DIP 1019--Named Arguments Lite--Final Review

nkm1 t4nk074 at openmailbox.org
Wed Aug 28 09:37:13 UTC 2019


On Wednesday, 28 August 2019 at 09:00:08 UTC, Olivier FAURE wrote:
> With all that said, I still think the way Andrei asked "well 
> why didn't you just use Walter's version and ignore everything 
> else?" is a little presumptuous.

Well, it's not just because Walter proposed that. It's also 
because his proposal is the most obvious one.

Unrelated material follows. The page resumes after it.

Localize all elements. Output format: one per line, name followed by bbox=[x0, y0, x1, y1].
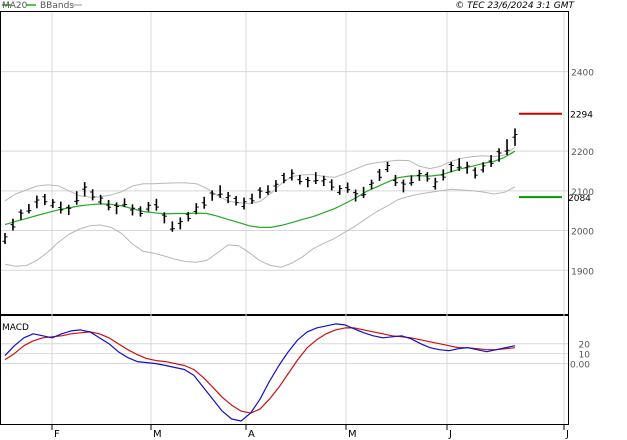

There is already 
designated initialization syntax for arrays and structs, so 
having something different for parameters to a function requires, 
at least, some justification. Espectially considering the fact 
that some programming languages don't have named parameters and 
instead use associative arrays literals (Perl, Lua).

sub sum_abc {
     my $abc = shift;
     return $abc->{a} + $abc->{b} + $abc->{c};
}

print sum_abc({ c => 3, a => 1, b => 2}), "\n";

D doesn't have struct literal syntax (yet?), but C does:

#include <stdio.h>

typedef struct { int a, b, c; } ABC;

int sum_abc(ABC abc) {
     return abc.a + abc.b + abc.c;
}

int main(void) {
     printf("%d\n", sum_abc((ABC) { .c = 3, .a = 1, .b = 2 }));
}

That looks pretty damn close to named parameters, doesn't it... 
And it's plausible that one day D will get struct literals 
(unless it got them while I wasn't looking?) Anyway, it 
absolutely must be discussed in the DIP (as "Prior Work"), and it 
doesn't matter whether it's Walter's proposal or anyone else's.